Lo dijo como si fuera una pregunta, aunque no lo era. Quería decir que me quedase donde estaba mientras él iba a hablar con ella. Pero yo no quería quedarme allí solo y tampoco quería oír una discusión amortiguada por las paredes. Además, tenía cosas que hacer. Cogí el tarro de mermelada y salí al jardín por la puerta de atrás.

Éstos son los recuerdos que tengo debajo de la piel. Simon quería tener una granja de hormigas y los muertos siguen teniendo cumpleaños.

Agachado junto al cobertizo de las herramientas, con los pies llenos de barro, levanté las piedras grandes y planas como me había enseñado el abuelo. Pero estábamos en invierno y debajo de las piedras más grandes sólo encontré lombrices y escarabajos. Busqué en la tierra, haciendo un agujero con los dedos, y cuando las primeras gotas de lluvia empezaron a mojarme la bata, de pronto me trasladé a otro lugar: Está oscuro, es de noche, el aire huele a sal y Simon está a mi lado, secándose las gotas de lluvia de las mejillas, gimoteando y diciendo que ya no le gusta, que ya no le gusta y que quiere volver. Continúo cavando y le contesto que no sea llorica, que sostenga la linterna, y la sujeta con las manos temblorosas hasta que unos ojos redondos como botones brillan a la luz del foco.

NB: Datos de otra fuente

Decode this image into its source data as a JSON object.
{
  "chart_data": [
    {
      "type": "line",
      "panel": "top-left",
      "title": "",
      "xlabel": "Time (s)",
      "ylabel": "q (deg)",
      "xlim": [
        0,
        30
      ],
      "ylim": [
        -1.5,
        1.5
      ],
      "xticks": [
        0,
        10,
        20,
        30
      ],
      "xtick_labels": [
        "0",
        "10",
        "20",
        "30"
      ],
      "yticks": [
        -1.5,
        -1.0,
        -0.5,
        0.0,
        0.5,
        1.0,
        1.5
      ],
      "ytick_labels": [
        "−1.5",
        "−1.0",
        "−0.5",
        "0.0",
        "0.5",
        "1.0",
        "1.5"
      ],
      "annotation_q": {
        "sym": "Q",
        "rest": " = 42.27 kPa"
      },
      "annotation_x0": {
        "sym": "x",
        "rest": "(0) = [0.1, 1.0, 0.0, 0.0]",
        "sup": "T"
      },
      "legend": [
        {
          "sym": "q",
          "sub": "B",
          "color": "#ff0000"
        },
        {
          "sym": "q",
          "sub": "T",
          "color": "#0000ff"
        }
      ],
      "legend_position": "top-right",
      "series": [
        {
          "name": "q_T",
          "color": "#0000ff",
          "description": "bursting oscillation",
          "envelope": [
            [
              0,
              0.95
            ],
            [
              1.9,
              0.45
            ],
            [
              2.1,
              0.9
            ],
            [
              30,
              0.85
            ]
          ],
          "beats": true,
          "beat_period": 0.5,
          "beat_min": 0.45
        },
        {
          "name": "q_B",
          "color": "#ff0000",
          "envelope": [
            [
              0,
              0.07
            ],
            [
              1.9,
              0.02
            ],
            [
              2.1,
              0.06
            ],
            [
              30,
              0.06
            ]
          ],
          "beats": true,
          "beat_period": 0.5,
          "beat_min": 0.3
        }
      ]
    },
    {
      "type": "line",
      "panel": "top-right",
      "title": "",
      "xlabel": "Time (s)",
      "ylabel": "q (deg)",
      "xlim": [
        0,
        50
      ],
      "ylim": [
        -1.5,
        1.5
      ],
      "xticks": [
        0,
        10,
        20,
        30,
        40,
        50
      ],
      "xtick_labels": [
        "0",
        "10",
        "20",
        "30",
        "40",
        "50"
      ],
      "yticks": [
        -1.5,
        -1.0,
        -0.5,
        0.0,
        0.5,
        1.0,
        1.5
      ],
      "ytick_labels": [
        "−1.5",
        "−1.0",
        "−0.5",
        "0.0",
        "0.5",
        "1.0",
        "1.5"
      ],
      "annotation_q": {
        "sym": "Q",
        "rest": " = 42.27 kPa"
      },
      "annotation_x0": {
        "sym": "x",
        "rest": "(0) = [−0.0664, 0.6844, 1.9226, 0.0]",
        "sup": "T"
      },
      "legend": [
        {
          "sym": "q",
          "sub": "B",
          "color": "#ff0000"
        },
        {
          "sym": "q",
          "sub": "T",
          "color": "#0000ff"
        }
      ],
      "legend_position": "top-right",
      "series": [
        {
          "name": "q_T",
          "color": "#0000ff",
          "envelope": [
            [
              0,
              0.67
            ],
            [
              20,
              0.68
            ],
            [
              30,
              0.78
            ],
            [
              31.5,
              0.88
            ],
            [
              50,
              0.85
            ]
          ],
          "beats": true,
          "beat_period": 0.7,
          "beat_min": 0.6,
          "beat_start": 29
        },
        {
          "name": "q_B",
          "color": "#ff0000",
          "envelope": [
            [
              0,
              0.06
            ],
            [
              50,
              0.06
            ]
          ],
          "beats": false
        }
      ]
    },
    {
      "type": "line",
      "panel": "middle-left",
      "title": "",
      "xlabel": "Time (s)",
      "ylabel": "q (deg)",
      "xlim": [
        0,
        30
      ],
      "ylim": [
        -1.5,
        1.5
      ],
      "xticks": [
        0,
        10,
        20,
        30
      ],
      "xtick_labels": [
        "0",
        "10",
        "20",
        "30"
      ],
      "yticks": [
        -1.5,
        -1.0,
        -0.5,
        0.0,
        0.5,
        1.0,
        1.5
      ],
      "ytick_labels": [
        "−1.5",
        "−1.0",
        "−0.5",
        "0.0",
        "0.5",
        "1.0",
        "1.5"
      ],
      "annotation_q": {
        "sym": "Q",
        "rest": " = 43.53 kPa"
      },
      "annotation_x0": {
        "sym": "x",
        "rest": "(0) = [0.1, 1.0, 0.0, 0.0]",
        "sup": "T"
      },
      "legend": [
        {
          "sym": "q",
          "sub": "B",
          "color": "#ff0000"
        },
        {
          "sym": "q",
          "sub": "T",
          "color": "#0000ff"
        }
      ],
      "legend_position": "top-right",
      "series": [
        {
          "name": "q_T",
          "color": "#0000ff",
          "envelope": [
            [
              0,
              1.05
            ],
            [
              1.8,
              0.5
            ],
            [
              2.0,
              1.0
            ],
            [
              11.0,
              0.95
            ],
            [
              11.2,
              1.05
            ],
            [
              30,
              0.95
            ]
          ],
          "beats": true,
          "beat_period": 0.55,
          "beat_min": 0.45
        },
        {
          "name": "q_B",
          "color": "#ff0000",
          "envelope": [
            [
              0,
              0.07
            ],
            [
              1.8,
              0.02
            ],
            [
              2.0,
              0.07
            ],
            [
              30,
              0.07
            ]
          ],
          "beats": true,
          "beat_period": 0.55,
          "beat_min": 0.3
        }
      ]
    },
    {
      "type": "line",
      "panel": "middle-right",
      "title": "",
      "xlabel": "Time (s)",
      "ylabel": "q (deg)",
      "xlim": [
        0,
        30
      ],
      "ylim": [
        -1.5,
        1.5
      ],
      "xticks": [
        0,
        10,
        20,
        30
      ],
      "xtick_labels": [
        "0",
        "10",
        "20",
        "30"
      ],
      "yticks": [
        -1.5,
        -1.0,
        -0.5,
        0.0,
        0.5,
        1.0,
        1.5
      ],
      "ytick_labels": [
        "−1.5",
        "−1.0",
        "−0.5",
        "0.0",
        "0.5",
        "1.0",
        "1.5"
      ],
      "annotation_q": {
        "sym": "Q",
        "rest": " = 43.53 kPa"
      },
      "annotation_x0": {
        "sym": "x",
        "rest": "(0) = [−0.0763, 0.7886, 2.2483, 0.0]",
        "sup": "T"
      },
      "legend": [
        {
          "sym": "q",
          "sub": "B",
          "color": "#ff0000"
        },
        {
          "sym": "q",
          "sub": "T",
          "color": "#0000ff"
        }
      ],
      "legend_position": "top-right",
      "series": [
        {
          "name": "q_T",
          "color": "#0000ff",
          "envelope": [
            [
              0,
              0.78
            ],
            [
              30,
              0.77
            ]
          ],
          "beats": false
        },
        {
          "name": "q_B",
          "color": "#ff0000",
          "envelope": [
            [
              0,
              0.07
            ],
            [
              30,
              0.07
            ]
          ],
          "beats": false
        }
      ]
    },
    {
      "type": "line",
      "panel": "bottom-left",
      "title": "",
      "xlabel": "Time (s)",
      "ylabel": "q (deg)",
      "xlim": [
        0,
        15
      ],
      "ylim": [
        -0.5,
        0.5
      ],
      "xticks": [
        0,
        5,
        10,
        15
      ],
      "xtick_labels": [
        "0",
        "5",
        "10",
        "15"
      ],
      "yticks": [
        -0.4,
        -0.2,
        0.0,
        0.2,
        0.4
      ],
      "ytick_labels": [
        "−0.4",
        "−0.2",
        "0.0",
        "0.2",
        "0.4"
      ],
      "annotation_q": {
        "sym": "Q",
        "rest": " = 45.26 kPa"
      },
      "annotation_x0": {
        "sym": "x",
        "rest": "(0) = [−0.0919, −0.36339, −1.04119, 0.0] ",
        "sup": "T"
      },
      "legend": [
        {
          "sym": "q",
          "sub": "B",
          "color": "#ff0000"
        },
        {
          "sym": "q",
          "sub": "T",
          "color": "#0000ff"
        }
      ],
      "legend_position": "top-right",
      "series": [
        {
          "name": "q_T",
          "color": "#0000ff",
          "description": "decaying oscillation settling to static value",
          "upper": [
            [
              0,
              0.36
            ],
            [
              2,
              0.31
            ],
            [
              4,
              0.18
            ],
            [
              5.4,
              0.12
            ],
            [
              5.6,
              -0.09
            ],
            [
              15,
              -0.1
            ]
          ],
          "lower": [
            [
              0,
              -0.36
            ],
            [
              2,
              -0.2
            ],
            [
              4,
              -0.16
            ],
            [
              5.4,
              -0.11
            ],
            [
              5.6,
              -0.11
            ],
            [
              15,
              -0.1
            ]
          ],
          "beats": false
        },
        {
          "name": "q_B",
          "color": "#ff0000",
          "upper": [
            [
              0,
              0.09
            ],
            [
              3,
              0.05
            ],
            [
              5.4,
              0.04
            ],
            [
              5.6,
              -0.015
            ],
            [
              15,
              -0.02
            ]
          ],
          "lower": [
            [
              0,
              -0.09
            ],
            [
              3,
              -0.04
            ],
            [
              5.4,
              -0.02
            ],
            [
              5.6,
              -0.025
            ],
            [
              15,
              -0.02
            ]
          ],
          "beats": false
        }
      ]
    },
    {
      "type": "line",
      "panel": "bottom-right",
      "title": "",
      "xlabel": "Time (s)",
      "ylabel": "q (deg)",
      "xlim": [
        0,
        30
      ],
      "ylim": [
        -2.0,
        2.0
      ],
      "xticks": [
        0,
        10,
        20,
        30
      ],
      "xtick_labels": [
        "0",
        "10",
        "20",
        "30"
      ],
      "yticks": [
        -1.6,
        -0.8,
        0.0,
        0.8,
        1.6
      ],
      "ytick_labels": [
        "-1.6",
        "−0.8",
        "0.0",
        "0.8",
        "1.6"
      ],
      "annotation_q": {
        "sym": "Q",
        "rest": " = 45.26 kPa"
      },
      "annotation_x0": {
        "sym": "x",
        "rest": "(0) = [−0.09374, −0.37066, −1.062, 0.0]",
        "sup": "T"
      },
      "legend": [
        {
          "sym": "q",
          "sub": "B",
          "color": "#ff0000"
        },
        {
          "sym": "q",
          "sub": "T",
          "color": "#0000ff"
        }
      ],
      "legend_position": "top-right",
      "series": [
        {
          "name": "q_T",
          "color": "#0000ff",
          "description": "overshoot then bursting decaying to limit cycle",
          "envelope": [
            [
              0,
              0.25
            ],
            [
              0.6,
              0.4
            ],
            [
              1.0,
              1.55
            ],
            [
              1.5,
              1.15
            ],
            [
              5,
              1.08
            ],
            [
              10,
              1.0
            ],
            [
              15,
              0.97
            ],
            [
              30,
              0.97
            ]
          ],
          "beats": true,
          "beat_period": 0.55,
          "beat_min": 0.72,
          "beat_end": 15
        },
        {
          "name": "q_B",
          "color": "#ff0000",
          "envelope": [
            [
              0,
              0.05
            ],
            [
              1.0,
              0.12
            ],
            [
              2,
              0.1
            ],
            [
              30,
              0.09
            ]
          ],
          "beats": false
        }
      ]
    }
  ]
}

—¡Matthew, cariño! —Mamá me llamó desde la ventana de su dormitorio—. ¡Está lloviendo a cántaros!

Mientras yo entraba por la puerta de atrás, la puerta principal se cerró de un portazo.

Subí corriendo las escaleras.

—¿Qué vamos a hacer contigo, cielo? —Me quitó la bata mojada y me envolvió en una toalla.

—¿Dónde ha ido papá?

—A dar un paseo.

—Está lloviendo.

—No creo que tarde en volver.

—Quería que desayunásemos juntos.

—Estoy muy cansada, Matthew.

Nos sentamos en la cama y nos quedamos contemplando la lluvia en la ventana.